"I think my child just pulled the fire alarm."
So, for those of you who missed my tweet on this, last Friday my hubby and I were out on an exciting date (including a thrilling trip to Home Depot looking for plumbing stuff) and had made our way toward the high point, frozen yogurt. Since this was sans child we were looking forward to full bowls with as much topping as we wanted (no need to set a good example). As you can probably guess from the quote however.... this goal was obscenely interrupted by the shrill sound of the fire alarm going off and the employees telling everyone they had to vacate the building.
Now, I took it as the hand of fate, sparing me from comitting the sin of gluttony. However, my husband saw it as a personal assault on his objective made by that little child. Since the perpetrator could not have been older than three, I sincerely doubt this. Still, it made me realize that conflict is all in the eye of the beholder.
We are taught, as writers, to build conflict into our stories. While this seems obvious, what I just realized was that even the definition of conflict can vary by character. So, while I said, oh well.... and continued on with our date; my hubby has now made it a personal goal to go back to that store at some point this week and get his chocolate fudge frozen yogurt with cookie dough, snickers and hot fudge sauce (can you guess his weakness?).

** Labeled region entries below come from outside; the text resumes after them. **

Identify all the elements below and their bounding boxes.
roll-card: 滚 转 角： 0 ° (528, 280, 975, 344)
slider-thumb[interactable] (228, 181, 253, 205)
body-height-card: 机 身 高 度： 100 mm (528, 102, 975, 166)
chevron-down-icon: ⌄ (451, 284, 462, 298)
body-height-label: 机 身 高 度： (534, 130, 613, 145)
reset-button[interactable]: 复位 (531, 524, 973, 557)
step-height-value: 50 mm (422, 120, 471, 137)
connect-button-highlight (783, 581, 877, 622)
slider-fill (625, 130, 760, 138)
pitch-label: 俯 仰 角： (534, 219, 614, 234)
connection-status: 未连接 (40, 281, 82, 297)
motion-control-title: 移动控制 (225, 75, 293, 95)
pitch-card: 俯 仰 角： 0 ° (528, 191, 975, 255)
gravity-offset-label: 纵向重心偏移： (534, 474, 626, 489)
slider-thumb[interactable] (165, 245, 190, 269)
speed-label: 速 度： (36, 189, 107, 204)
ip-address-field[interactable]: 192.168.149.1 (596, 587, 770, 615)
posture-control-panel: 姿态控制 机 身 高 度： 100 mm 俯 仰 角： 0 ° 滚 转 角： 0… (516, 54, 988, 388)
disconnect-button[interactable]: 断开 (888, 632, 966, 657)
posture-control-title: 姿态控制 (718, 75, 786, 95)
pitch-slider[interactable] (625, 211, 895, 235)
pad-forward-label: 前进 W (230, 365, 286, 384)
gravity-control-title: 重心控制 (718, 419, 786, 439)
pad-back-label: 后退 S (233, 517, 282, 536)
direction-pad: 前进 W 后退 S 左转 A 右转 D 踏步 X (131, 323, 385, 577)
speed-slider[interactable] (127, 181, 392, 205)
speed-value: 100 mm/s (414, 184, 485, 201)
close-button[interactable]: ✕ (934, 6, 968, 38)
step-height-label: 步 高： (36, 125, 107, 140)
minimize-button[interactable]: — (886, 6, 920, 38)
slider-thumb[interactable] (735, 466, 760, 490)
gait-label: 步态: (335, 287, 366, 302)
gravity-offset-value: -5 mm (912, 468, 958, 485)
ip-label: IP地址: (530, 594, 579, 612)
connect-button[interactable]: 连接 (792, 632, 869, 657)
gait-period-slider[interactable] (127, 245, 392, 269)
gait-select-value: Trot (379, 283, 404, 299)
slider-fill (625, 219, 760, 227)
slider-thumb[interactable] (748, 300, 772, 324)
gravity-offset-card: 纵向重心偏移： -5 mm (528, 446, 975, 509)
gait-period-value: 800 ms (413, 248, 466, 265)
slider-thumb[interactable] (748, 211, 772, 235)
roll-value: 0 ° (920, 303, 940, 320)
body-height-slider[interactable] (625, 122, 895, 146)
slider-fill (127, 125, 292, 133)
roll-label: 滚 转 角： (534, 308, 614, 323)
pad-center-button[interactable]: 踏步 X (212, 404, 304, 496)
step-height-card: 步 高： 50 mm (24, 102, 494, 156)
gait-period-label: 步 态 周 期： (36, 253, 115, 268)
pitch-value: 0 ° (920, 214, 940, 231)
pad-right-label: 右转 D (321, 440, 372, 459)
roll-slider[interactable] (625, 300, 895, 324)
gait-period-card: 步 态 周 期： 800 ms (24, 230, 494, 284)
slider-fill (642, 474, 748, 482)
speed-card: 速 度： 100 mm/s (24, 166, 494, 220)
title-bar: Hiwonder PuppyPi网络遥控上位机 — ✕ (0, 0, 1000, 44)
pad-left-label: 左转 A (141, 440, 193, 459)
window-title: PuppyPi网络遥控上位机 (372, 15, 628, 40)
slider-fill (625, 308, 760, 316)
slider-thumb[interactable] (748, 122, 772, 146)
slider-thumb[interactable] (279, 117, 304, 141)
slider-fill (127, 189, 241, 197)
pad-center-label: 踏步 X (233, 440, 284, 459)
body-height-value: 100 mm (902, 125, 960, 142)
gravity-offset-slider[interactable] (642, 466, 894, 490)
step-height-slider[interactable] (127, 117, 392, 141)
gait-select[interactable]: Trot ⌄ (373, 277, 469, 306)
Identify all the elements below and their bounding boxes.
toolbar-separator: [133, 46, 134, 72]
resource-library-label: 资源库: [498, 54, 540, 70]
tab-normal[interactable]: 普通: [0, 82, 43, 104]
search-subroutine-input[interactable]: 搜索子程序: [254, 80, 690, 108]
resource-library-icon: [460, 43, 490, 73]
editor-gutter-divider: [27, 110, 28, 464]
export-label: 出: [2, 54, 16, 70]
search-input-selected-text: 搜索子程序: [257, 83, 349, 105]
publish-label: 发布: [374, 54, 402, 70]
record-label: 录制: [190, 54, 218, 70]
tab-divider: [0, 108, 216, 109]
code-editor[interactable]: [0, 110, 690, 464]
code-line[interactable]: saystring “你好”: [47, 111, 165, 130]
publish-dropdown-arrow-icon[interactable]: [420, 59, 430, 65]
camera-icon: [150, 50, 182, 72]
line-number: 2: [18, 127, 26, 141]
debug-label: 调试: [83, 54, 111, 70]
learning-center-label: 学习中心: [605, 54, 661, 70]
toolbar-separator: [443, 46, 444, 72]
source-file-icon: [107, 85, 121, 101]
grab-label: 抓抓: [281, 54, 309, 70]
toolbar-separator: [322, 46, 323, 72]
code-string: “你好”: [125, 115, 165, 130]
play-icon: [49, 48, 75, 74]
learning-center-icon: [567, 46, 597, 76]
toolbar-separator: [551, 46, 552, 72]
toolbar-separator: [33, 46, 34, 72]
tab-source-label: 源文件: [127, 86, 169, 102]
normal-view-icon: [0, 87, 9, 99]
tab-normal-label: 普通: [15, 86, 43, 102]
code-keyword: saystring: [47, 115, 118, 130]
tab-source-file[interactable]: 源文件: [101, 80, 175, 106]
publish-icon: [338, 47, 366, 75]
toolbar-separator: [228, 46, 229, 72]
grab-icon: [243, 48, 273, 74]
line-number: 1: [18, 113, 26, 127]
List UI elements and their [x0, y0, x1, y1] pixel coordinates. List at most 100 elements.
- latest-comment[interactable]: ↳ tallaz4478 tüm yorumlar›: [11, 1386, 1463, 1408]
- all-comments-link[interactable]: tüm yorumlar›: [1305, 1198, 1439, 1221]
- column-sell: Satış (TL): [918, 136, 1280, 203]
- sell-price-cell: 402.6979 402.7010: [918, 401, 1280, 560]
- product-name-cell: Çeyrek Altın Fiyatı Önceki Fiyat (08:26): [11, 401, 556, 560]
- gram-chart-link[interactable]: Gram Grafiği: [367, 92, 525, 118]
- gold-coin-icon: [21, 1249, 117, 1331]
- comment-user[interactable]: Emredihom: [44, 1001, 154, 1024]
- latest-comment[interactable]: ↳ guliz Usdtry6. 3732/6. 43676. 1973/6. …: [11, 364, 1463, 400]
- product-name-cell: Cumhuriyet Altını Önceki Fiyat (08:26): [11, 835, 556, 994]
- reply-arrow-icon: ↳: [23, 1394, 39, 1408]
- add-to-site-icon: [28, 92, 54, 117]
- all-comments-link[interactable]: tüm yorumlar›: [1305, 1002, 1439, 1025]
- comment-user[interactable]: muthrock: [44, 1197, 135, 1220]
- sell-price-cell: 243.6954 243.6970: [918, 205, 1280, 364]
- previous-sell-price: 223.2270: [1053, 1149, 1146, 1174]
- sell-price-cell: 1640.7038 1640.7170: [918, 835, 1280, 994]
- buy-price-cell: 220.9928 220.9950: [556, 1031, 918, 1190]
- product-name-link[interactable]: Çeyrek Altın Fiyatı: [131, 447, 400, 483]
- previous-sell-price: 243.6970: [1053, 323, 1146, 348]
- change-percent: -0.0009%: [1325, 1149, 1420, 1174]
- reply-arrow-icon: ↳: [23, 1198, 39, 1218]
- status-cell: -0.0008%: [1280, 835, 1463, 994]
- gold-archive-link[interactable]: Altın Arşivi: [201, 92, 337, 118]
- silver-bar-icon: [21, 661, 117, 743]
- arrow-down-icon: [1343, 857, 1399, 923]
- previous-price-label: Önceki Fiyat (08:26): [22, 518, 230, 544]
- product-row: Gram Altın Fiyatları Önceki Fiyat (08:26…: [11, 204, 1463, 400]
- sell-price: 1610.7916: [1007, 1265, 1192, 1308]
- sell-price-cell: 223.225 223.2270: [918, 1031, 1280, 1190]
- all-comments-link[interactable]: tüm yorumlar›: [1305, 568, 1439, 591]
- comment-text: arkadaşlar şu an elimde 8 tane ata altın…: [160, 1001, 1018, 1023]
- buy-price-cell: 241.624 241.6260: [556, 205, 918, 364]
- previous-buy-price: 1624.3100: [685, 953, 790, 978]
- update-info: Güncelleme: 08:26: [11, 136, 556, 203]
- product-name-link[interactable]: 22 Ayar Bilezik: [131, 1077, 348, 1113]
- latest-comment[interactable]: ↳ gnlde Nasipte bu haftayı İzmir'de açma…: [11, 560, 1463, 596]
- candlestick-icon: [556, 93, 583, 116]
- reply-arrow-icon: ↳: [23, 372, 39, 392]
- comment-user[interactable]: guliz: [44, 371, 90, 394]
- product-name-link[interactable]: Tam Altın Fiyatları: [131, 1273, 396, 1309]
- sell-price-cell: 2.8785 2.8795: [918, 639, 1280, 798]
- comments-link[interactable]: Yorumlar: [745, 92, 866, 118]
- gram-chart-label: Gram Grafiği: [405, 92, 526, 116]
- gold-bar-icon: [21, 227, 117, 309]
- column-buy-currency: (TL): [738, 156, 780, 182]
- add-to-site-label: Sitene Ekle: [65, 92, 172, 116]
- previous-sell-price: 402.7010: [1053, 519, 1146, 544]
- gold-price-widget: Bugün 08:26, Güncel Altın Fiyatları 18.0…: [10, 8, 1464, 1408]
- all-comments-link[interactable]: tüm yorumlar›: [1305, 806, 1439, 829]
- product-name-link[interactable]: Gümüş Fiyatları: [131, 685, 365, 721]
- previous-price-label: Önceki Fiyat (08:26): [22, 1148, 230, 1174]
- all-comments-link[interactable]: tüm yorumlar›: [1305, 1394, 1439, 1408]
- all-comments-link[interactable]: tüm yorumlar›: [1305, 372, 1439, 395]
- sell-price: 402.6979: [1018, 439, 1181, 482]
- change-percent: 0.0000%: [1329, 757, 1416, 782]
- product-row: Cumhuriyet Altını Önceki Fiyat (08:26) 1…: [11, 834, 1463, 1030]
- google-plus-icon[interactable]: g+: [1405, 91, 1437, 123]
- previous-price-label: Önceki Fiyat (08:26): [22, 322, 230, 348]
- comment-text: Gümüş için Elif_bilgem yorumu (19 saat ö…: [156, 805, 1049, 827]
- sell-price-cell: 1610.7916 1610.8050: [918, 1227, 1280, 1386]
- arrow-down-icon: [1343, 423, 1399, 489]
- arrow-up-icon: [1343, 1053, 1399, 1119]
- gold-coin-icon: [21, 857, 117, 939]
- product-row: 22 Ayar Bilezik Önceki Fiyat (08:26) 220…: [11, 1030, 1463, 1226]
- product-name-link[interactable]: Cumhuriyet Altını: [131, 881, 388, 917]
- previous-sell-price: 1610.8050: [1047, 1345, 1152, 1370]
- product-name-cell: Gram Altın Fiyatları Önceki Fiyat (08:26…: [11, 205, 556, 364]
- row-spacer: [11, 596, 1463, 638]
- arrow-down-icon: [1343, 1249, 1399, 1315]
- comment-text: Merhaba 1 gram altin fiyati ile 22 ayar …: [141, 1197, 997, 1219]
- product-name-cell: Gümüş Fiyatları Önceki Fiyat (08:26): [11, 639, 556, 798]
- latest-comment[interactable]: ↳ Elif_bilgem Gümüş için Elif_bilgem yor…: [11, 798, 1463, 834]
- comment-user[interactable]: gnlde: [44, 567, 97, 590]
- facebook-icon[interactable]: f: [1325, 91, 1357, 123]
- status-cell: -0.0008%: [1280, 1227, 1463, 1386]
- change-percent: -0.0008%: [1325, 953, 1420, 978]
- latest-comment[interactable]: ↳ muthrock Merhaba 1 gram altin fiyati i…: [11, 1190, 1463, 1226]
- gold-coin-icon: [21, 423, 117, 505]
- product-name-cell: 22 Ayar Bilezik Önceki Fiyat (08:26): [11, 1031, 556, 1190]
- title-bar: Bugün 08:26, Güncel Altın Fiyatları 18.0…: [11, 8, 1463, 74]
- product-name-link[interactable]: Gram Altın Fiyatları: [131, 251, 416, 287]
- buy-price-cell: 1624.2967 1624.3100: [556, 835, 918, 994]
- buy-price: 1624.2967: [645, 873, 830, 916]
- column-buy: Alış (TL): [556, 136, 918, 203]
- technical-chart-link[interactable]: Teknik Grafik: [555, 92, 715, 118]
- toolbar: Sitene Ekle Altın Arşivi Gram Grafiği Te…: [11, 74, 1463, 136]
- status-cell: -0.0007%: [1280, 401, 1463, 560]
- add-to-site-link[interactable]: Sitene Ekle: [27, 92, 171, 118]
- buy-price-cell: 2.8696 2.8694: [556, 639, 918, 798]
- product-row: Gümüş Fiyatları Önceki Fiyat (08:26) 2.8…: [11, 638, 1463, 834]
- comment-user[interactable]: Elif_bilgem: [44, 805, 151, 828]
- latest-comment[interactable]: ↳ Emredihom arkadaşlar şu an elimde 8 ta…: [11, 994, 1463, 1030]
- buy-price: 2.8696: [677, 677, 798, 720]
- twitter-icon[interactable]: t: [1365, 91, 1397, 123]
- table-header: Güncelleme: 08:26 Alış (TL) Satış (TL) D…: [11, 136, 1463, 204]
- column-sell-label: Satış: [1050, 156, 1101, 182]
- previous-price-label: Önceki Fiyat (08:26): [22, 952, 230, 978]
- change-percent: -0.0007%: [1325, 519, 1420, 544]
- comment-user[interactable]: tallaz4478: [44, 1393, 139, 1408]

It is out of conflict such as this that a story is born. Imagine if he returned only to find it wasn't a prank and indeed there had been a fire. (We left quickly, so it is possible). Now let's say the business is closed for the month of November. But, in the meantime, he has promised this trip to our daughter (indeed true... and now that she has read this blog, I can assure you her bowl will be overflowing). Since living up to his promises is of utmost important to him, the conflict is now not just about his dessert, but also his abilities as a parent.
So, after writing this blog I can now see that my character bios need to include a section on what each character values most; and therefore what I can take away from them for the greatest story conflict (insert evil laugh here). My plan is to include some baseline questions like, what do they feel about honesty, family, and money.
Oh.... and of course, frozen yogurt.